No era Hitler, sino Stalin
Abascal y sus amigos quieren hacer “Europa más grande otra vez” cuando el plan trumpista implica nuestra pequeñez. Que nos lo expliquen
La dictadura de Trump no ha terminado en un día, como prometió antes de las elecciones, sino que está durando un poco más. Sus decisiones no solo se caracterizan por violar varias veces por hora las leyes internacionales o de su propio país, sino que ha convertido a EE UU en ...
La dictadura de Trump no ha terminado en un día, como prometió antes de las elecciones, sino que está durando un poco más. Sus decisiones no solo se caracterizan por violar varias veces por hora las leyes internacionales o de su propio país, sino que ha convertido a EE UU en enemigo de quienes éramos sus aliados.

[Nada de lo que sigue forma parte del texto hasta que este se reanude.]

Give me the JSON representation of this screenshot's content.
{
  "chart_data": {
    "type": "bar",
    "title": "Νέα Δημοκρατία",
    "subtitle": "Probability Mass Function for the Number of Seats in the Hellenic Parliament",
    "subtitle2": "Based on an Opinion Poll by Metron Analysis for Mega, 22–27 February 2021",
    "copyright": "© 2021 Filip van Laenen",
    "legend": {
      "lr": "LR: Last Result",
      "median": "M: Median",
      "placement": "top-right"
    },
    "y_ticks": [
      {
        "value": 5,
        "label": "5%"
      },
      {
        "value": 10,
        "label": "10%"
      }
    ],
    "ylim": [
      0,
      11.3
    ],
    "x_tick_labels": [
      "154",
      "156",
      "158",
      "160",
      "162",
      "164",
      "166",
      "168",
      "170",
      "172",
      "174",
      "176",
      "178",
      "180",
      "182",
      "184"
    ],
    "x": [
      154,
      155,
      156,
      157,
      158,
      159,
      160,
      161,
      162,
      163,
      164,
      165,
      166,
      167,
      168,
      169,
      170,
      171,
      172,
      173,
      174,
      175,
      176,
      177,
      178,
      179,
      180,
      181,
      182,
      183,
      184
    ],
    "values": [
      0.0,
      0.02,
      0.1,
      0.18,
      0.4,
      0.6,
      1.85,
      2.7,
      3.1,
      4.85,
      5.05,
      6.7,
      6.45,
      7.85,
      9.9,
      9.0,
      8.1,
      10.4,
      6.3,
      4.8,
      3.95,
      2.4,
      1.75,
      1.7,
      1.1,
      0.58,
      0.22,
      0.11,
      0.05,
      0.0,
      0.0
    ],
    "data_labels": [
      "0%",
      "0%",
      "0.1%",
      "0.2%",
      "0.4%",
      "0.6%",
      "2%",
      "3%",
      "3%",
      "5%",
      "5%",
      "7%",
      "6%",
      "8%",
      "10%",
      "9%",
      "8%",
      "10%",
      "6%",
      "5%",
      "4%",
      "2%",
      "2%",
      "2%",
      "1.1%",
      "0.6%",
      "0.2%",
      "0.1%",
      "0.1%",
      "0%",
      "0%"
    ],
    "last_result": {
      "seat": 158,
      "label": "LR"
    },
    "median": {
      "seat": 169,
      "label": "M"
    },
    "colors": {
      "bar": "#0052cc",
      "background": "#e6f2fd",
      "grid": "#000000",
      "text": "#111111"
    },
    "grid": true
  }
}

Enhorabuena.
Pero hay más hallazgos, y debemos reconocer que en algo nos equivocábamos: no es a Hitler a quien podemos compararle por extender el discurso del odio, la criminalización del distinto y los campos de concentración como el que pretende en Guantánamo, sino a Stalin, maestro de la deportación de pueblos de un lado al otro de la Unión Soviética para que no le molestaran. El tirano del bigote no tenía el toque inmobiliario de Trump, pero no andaba lejos: actuaba sin proceso judicial y por su santa voluntad, tal y como el norteamericano prevé en Gaza.

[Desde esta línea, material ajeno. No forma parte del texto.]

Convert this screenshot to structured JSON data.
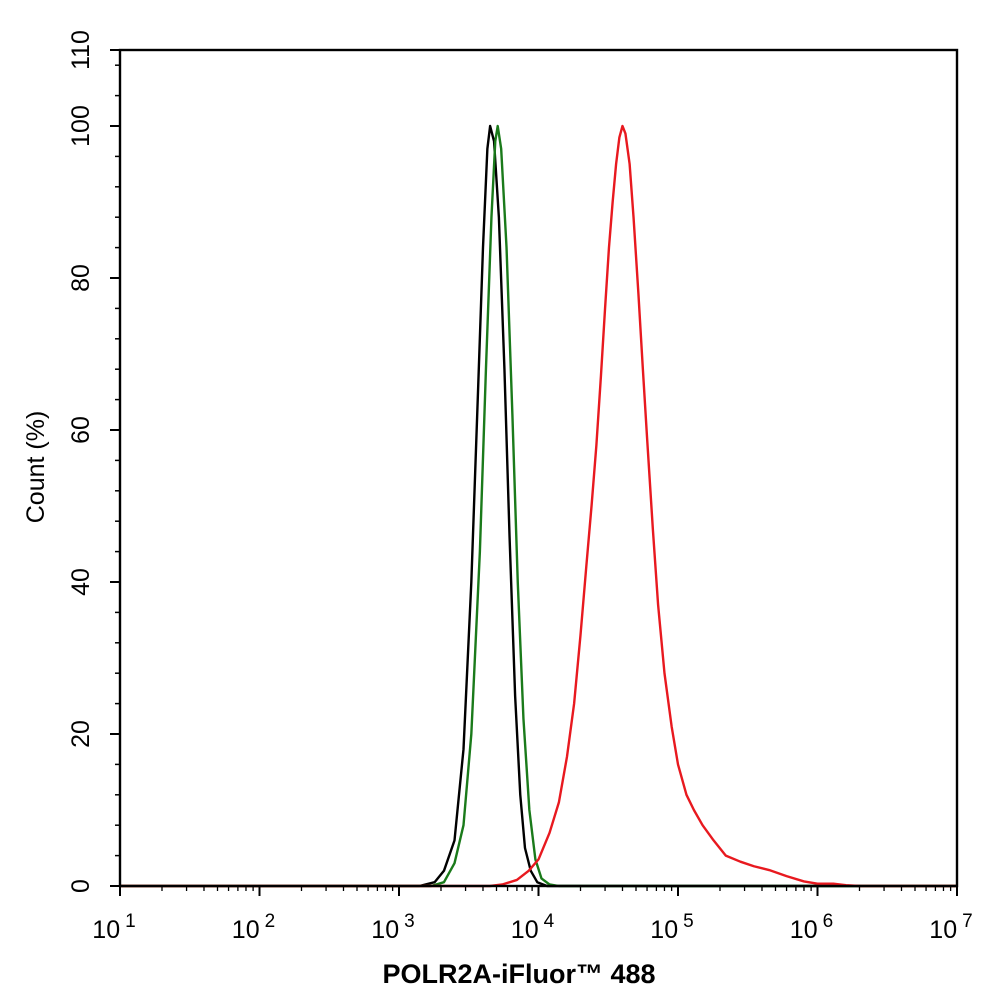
{
  "chart_data": {
    "type": "line",
    "title": "",
    "xlabel": "POLR2A-iFluor™ 488",
    "ylabel": "Count  (%)",
    "x_scale": "log",
    "xlim": [
      10,
      10000000
    ],
    "ylim": [
      0,
      110
    ],
    "grid": false,
    "legend": "none",
    "x_ticks": [
      {
        "value": 10,
        "base": "10",
        "exp": "1"
      },
      {
        "value": 100,
        "base": "10",
        "exp": "2"
      },
      {
        "value": 1000,
        "base": "10",
        "exp": "3"
      },
      {
        "value": 10000,
        "base": "10",
        "exp": "4"
      },
      {
        "value": 100000,
        "base": "10",
        "exp": "5"
      },
      {
        "value": 1000000,
        "base": "10",
        "exp": "6"
      },
      {
        "value": 10000000,
        "base": "10",
        "exp": "7"
      }
    ],
    "y_ticks": [
      {
        "value": 0,
        "label": "0"
      },
      {
        "value": 20,
        "label": "20"
      },
      {
        "value": 40,
        "label": "40"
      },
      {
        "value": 60,
        "label": "60"
      },
      {
        "value": 80,
        "label": "80"
      },
      {
        "value": 100,
        "label": "100"
      },
      {
        "value": 110,
        "label": "110"
      }
    ],
    "series": [
      {
        "color": "#000000",
        "points": [
          [
            10,
            0
          ],
          [
            1400,
            0
          ],
          [
            1800,
            0.5
          ],
          [
            2100,
            2
          ],
          [
            2500,
            6
          ],
          [
            2900,
            18
          ],
          [
            3300,
            40
          ],
          [
            3700,
            66
          ],
          [
            4000,
            84
          ],
          [
            4300,
            97
          ],
          [
            4500,
            100
          ],
          [
            4800,
            98
          ],
          [
            5200,
            88
          ],
          [
            5700,
            68
          ],
          [
            6200,
            46
          ],
          [
            6800,
            25
          ],
          [
            7400,
            12
          ],
          [
            8000,
            5
          ],
          [
            8800,
            2
          ],
          [
            9800,
            0.5
          ],
          [
            11500,
            0
          ],
          [
            10000000,
            0
          ]
        ]
      },
      {
        "color": "#1a7a1a",
        "points": [
          [
            10,
            0
          ],
          [
            1700,
            0
          ],
          [
            2100,
            0.5
          ],
          [
            2500,
            3
          ],
          [
            2900,
            8
          ],
          [
            3300,
            20
          ],
          [
            3800,
            44
          ],
          [
            4200,
            68
          ],
          [
            4600,
            88
          ],
          [
            4900,
            98
          ],
          [
            5100,
            100
          ],
          [
            5400,
            97
          ],
          [
            5900,
            84
          ],
          [
            6500,
            62
          ],
          [
            7100,
            40
          ],
          [
            7800,
            22
          ],
          [
            8600,
            10
          ],
          [
            9500,
            3.5
          ],
          [
            10500,
            1
          ],
          [
            12000,
            0.2
          ],
          [
            14000,
            0
          ],
          [
            10000000,
            0
          ]
        ]
      },
      {
        "color": "#e8191f",
        "points": [
          [
            10,
            0
          ],
          [
            4500,
            0
          ],
          [
            5500,
            0.2
          ],
          [
            7000,
            0.8
          ],
          [
            8500,
            2
          ],
          [
            10000,
            3.5
          ],
          [
            12000,
            7
          ],
          [
            14000,
            11
          ],
          [
            16000,
            17
          ],
          [
            18000,
            24
          ],
          [
            20000,
            33
          ],
          [
            22000,
            42
          ],
          [
            24000,
            50
          ],
          [
            26000,
            58
          ],
          [
            28000,
            67
          ],
          [
            30000,
            76
          ],
          [
            32000,
            84
          ],
          [
            34000,
            90
          ],
          [
            36000,
            95
          ],
          [
            38000,
            98.5
          ],
          [
            40000,
            100
          ],
          [
            42000,
            99
          ],
          [
            45000,
            95
          ],
          [
            48000,
            88
          ],
          [
            52000,
            78
          ],
          [
            56000,
            68
          ],
          [
            60000,
            59
          ],
          [
            66000,
            47
          ],
          [
            72000,
            37
          ],
          [
            80000,
            28
          ],
          [
            90000,
            21
          ],
          [
            100000,
            16
          ],
          [
            115000,
            12
          ],
          [
            130000,
            10
          ],
          [
            150000,
            8
          ],
          [
            180000,
            6
          ],
          [
            220000,
            4
          ],
          [
            280000,
            3.2
          ],
          [
            350000,
            2.6
          ],
          [
            450000,
            2.1
          ],
          [
            600000,
            1.3
          ],
          [
            800000,
            0.6
          ],
          [
            1000000,
            0.3
          ],
          [
            1300000,
            0.3
          ],
          [
            1600000,
            0.1
          ],
          [
            2000000,
            0
          ],
          [
            10000000,
            0
          ]
        ]
      }
    ]
  }
}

Millones de ciudadanos de la antigua URSS son hijos de aquellos movimientos forzados de población. En sus recuerdos familiares hay trenes, lloros, desarraigos y pérdidas que nunca se han curado. Los alemanes del Volga, gentes de Crimea, tártaros, minorías búlgaras, armenias, kurdas y de todo tipo y mayorías como ingusetios y chechenos fueron a parar —cuando sobrevivieron— a Siberia, Kazajistán, Kirguistán o Uzbekistán. Miles murieron en el camino. Otros, en penosas condiciones en el destino. Mientras tanto, Moscú rusificaba las zonas ya despobladas para extender su influencia y cerrar el círculo de una limpieza étnica que aún hoy le sirve al Kremlin para justificar su agresividad. Porque está, dice, defendiendo a los suyos.
El plan de Trump no es muy diferente a todos estos: deportar en masa, colonizar, sentar las bases de un gran Israel y un más grande aún EE UU. Su talante inmobiliario, en realidad, tampoco es muy diferente al de Stalin, que bajo el tamiz comunista y no capitalista mandó levantar ciudades soviéticas a escuadra y cartabón en las zonas más inhóspitas para exhibir su poder y explotar los recursos de los nuevos territorios habitados. He estado en algunas. El referente, por tanto, es Stalin.
Y no por impracticable o increíble el plan deja de ser importante: el marco de negociación y supervivencia ya ha cambiado.
Europa, mientras tanto, calla de forma vergonzante. Y la ultraderecha aplaude sin aclararnos cómo tiene previsto “hacer Europa más grande otra vez” (lema de la cumbre que hoy Abascal acoge en Madrid) si el plan trumpista de “hacer América más grande otra vez” implica nuestra pequeñez. Que nos lo expliquen.
Pronto diremos: siempre nos quedará Pekín, y no París. Porque Trump nos arroja a brazos chinos. Veremos.